In 1883, at the age of 13, Gandhi married Kasturba Makhanji, also 13, as it was accustomed in India then. By 1888, both aged 18, Gandhi and Kasturba had their first son out of the four. At that time, Gandhi was studying at the Samaldas College, University of Mumbai. On receiving the opportunity to continue his further studies at University College London, he pursued his education in London in September 1888. He excelled in his subjects there and pursued the moral studies of Hinduism, Buddhism, Christianity and some others. After returning to India, in 1893, he accepted a contract of one year to work for an Indian firm in South Africa.
Gandhi lived the following 21 years of his life in South Africa, where he developed his political views, principles, and leadership skills. Over there, he protested against racial discrimination faced by different cultured people.
In 1916, after returning to India, he further developed his non-violent civil disobedience to raise awareness of the oppressive practices carried out in Bihar by the British officials. This made him extremely popular and earned him the title of Mahatma Gandhi. With the increase in his influence over politics, Gandhi was heading the Indian National Congress by 1921. He urged the people of India to boycott British goods and to fight for complete independence. His encouragement in mass civil disobedience resulted in his arrest, where he was sentenced to 6-years imprisonment, in 1922.
When the British levied the salt tax in 1930, he led a march from Ahmedabad to Dandi, Gujarat, which was about 150 miles long, to the sea to make their own salt. This march was popularly known as the “Dandi March” and took place from 12th March to 6th April. It had thousands of Indians coming together and upsetting the British hold on India. Over 60,000 Indians were arrested for this action.
During the World War Two, Gandhi saw no absolute reason as to why Indians must fight for British power, in various parts of the world, when they are treated like vermin in their own country. This led to the uprising of his ‘Quit India’ movement. For his leadership and influence over the people for the Quit India movement, he was taken into custody on August 1942 and was imprisoned at the Aga Khan Palace, Pune, for two years. In February 1944, his wife, Kasturba Gandhi died in that very same prison in Pune.
The British’s proposal to partition India and Pakistan strongly faced opposition by Gandhi, predicting the riots and slaughter that would be experienced due to the split. However, the Indian Congress Party disregarded his plea and supported the partition proposals. With his “Satyagraha” and “Quit India” movement, India finally received Independence on 15th August 1947.

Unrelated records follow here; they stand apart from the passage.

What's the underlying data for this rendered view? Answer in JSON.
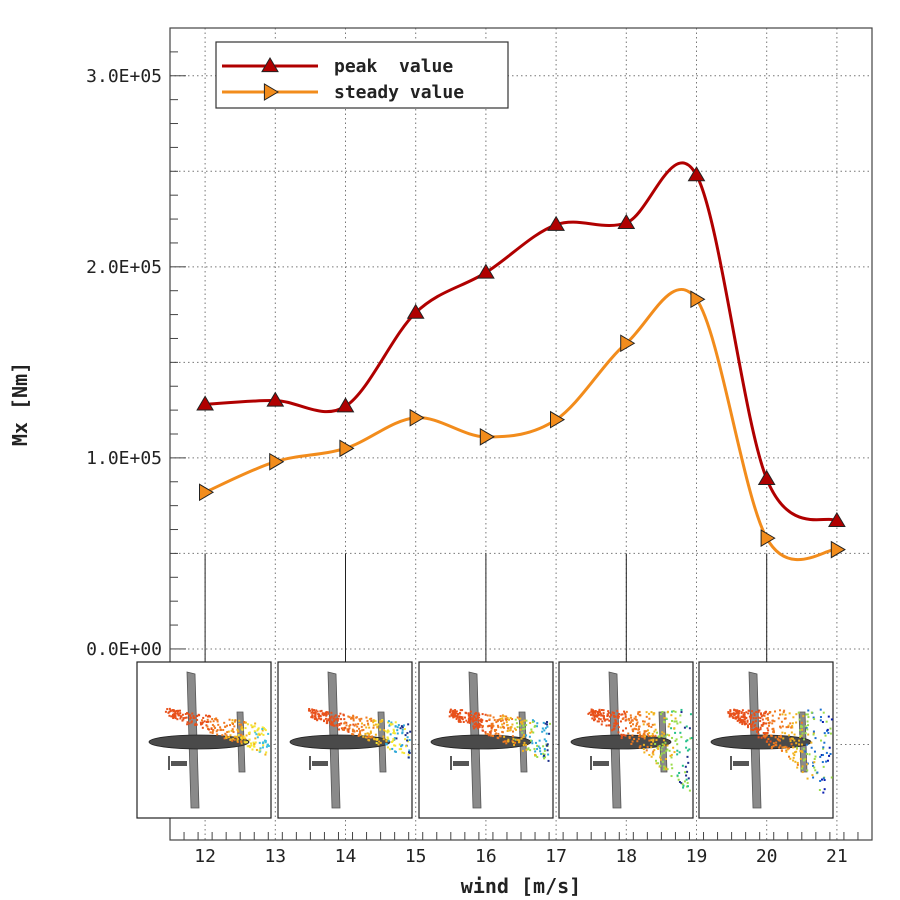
{
  "chart_data": {
    "type": "line",
    "title": "",
    "xlabel": "wind [m/s]",
    "ylabel": "Mx [Nm]",
    "xlim": [
      11.5,
      21.5
    ],
    "ylim": [
      -100000,
      325000
    ],
    "x_ticks": [
      12,
      13,
      14,
      15,
      16,
      17,
      18,
      19,
      20,
      21
    ],
    "x_tick_labels": [
      "12",
      "13",
      "14",
      "15",
      "16",
      "17",
      "18",
      "19",
      "20",
      "21"
    ],
    "y_ticks": [
      0,
      100000,
      200000,
      300000
    ],
    "y_tick_labels": [
      "0.0E+00",
      "1.0E+05",
      "2.0E+05",
      "3.0E+05"
    ],
    "grid": true,
    "legend_position": "top-left",
    "x": [
      12,
      13,
      14,
      15,
      16,
      17,
      18,
      19,
      20,
      21
    ],
    "series": [
      {
        "name": "peak  value",
        "color": "#b00000",
        "marker": "triangle-up",
        "values": [
          128000,
          130000,
          127000,
          176000,
          197000,
          222000,
          223000,
          248000,
          89000,
          67000
        ]
      },
      {
        "name": "steady value",
        "color": "#f28c1c",
        "marker": "triangle-right",
        "values": [
          82000,
          98000,
          105000,
          121000,
          111000,
          120000,
          160000,
          183000,
          58000,
          52000
        ]
      }
    ],
    "insets": {
      "description_icon": "aircraft-wake-simulation",
      "anchor_x": [
        12,
        14,
        16,
        18,
        20
      ]
    }
  }
}
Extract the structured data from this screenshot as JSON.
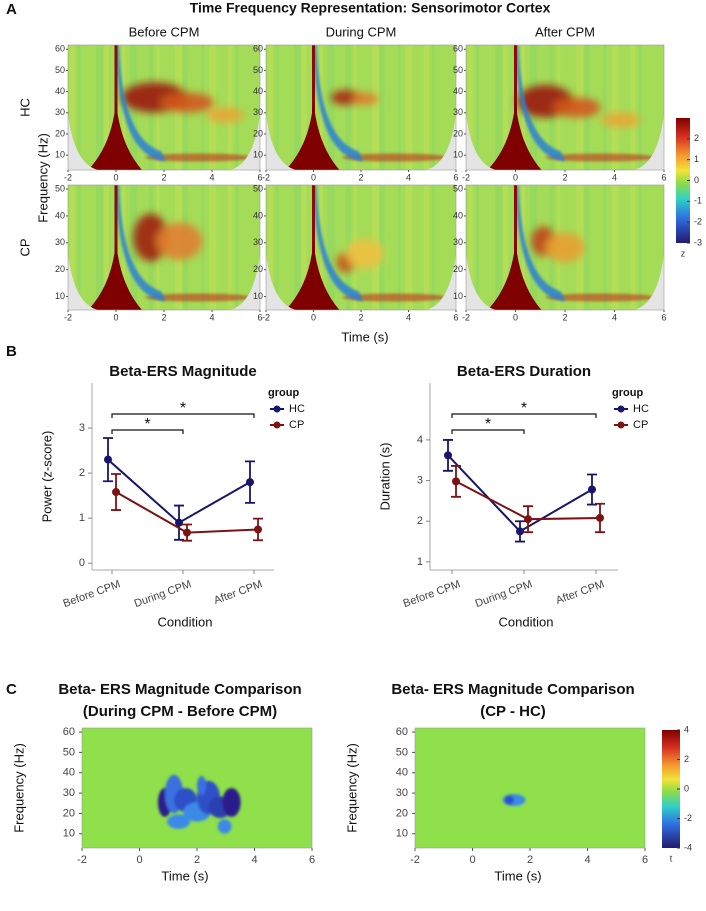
{
  "chart_data": [
    {
      "type": "heatmap-grid",
      "panel": "A",
      "title": "Time Frequency Representation: Sensorimotor Cortex",
      "columns": [
        "Before CPM",
        "During CPM",
        "After CPM"
      ],
      "rows": [
        {
          "label": "HC",
          "ylim": [
            3,
            62
          ],
          "yticks": [
            10,
            20,
            30,
            40,
            50,
            60
          ]
        },
        {
          "label": "CP",
          "ylim": [
            5,
            51.5
          ],
          "yticks": [
            10,
            20,
            30,
            40,
            50
          ]
        }
      ],
      "xlabel": "Time (s)",
      "ylabel": "Frequency (Hz)",
      "xlim": [
        -2,
        6
      ],
      "xticks": [
        -2,
        0,
        2,
        4,
        6
      ],
      "colorbar": {
        "label": "z",
        "clim": [
          -3,
          3
        ],
        "ticks": [
          -3,
          -2,
          -1,
          0,
          1,
          2
        ]
      }
    },
    {
      "type": "line",
      "panel": "B",
      "title": "Beta-ERS Magnitude",
      "xlabel": "Condition",
      "ylabel": "Power (z-score)",
      "categories": [
        "Before CPM",
        "During CPM",
        "After CPM"
      ],
      "ylim": [
        -0.15,
        4
      ],
      "yticks": [
        0,
        1,
        2,
        3
      ],
      "legend_title": "group",
      "series": [
        {
          "name": "HC",
          "color": "#16166b",
          "values": [
            2.3,
            0.9,
            1.8
          ],
          "errors": [
            0.48,
            0.38,
            0.46
          ]
        },
        {
          "name": "CP",
          "color": "#7b1214",
          "values": [
            1.58,
            0.68,
            0.75
          ],
          "errors": [
            0.4,
            0.18,
            0.24
          ]
        }
      ],
      "significance": [
        {
          "label": "*",
          "between": [
            "Before CPM",
            "During CPM"
          ]
        },
        {
          "label": "*",
          "between": [
            "Before CPM",
            "After CPM"
          ]
        }
      ]
    },
    {
      "type": "line",
      "title": "Beta-ERS Duration",
      "xlabel": "Condition",
      "ylabel": "Duration (s)",
      "categories": [
        "Before CPM",
        "During CPM",
        "After CPM"
      ],
      "ylim": [
        0.8,
        5.4
      ],
      "yticks": [
        1,
        2,
        3,
        4
      ],
      "legend_title": "group",
      "series": [
        {
          "name": "HC",
          "color": "#16166b",
          "values": [
            3.62,
            1.75,
            2.78
          ],
          "errors": [
            0.38,
            0.25,
            0.37
          ]
        },
        {
          "name": "CP",
          "color": "#7b1214",
          "values": [
            2.98,
            2.05,
            2.08
          ],
          "errors": [
            0.38,
            0.32,
            0.35
          ]
        }
      ],
      "significance": [
        {
          "label": "*",
          "between": [
            "Before CPM",
            "During CPM"
          ]
        },
        {
          "label": "*",
          "between": [
            "Before CPM",
            "After CPM"
          ]
        }
      ]
    },
    {
      "type": "heatmap",
      "panel": "C",
      "title": "Beta- ERS Magnitude Comparison",
      "subtitle": "(During CPM - Before CPM)",
      "xlabel": "Time (s)",
      "ylabel": "Frequency (Hz)",
      "xlim": [
        -2,
        6
      ],
      "xticks": [
        -2,
        0,
        2,
        4,
        6
      ],
      "ylim": [
        3,
        62
      ],
      "yticks": [
        10,
        20,
        30,
        40,
        50,
        60
      ]
    },
    {
      "type": "heatmap",
      "title": "Beta- ERS Magnitude Comparison",
      "subtitle": "(CP - HC)",
      "xlabel": "Time (s)",
      "ylabel": "Frequency (Hz)",
      "xlim": [
        -2,
        6
      ],
      "xticks": [
        -2,
        0,
        2,
        4,
        6
      ],
      "ylim": [
        3,
        62
      ],
      "yticks": [
        10,
        20,
        30,
        40,
        50,
        60
      ],
      "colorbar": {
        "label": "t",
        "clim": [
          -4,
          4
        ],
        "ticks": [
          -4,
          -2,
          0,
          2,
          4
        ]
      }
    }
  ]
}
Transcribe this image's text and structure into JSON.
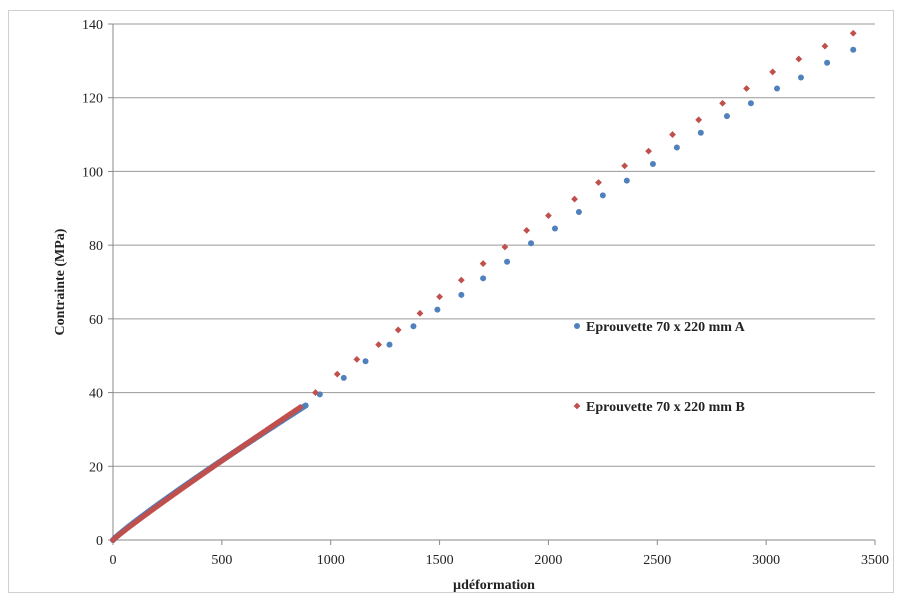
{
  "chart_data": {
    "type": "scatter",
    "title": "",
    "xlabel": "µdéformation",
    "ylabel": "Contrainte (MPa)",
    "xlim": [
      0,
      3500
    ],
    "ylim": [
      0,
      140
    ],
    "xticks": [
      0,
      500,
      1000,
      1500,
      2000,
      2500,
      3000,
      3500
    ],
    "yticks": [
      0,
      20,
      40,
      60,
      80,
      100,
      120,
      140
    ],
    "grid": "horizontal",
    "legend_position": "right",
    "series": [
      {
        "name": "Eprouvette 70 x 220 mm A",
        "color": "#4f81bd",
        "marker": "circle",
        "dense_segment": {
          "x_start": 0,
          "x_end": 885,
          "y_start": 0,
          "y_end": 36.5
        },
        "x": [
          950,
          1060,
          1160,
          1270,
          1380,
          1490,
          1600,
          1700,
          1810,
          1920,
          2030,
          2140,
          2250,
          2360,
          2480,
          2590,
          2700,
          2820,
          2930,
          3050,
          3160,
          3280,
          3400
        ],
        "y": [
          39.5,
          44,
          48.5,
          53,
          58,
          62.5,
          66.5,
          71,
          75.5,
          80.5,
          84.5,
          89,
          93.5,
          97.5,
          102,
          106.5,
          110.5,
          115,
          118.5,
          122.5,
          125.5,
          129.5,
          133
        ]
      },
      {
        "name": "Eprouvette 70 x 220 mm B",
        "color": "#c0504d",
        "marker": "diamond",
        "dense_segment": {
          "x_start": 0,
          "x_end": 860,
          "y_start": 0,
          "y_end": 36
        },
        "x": [
          930,
          1030,
          1120,
          1220,
          1310,
          1410,
          1500,
          1600,
          1700,
          1800,
          1900,
          2000,
          2120,
          2230,
          2350,
          2460,
          2570,
          2690,
          2800,
          2910,
          3030,
          3150,
          3270,
          3400
        ],
        "y": [
          40,
          45,
          49,
          53,
          57,
          61.5,
          66,
          70.5,
          75,
          79.5,
          84,
          88,
          92.5,
          97,
          101.5,
          105.5,
          110,
          114,
          118.5,
          122.5,
          127,
          130.5,
          134,
          137.5
        ]
      }
    ]
  }
}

Gandhi has been exposed to attempted assassination six times through his political career by Nathuram Godse and his followers, who claimed to be a Hindu Fundamentalist. Finally in 1948, Godse proved to be successful in his attempt to kill Gandhi and shot him 3 times point blank.
Mahatma Gandhi was nominated five times for the Noble Prize, but never received it. His achievements and sacrifices for India can never be written down on a piece of paper. With his morals and values intact, he led India to its Independence. He is truly the “Father of the Nation” and to honor him, his birthday is celebrated as “Gandhi Jayanti”, which is declared as a public holiday and Dry Day in India.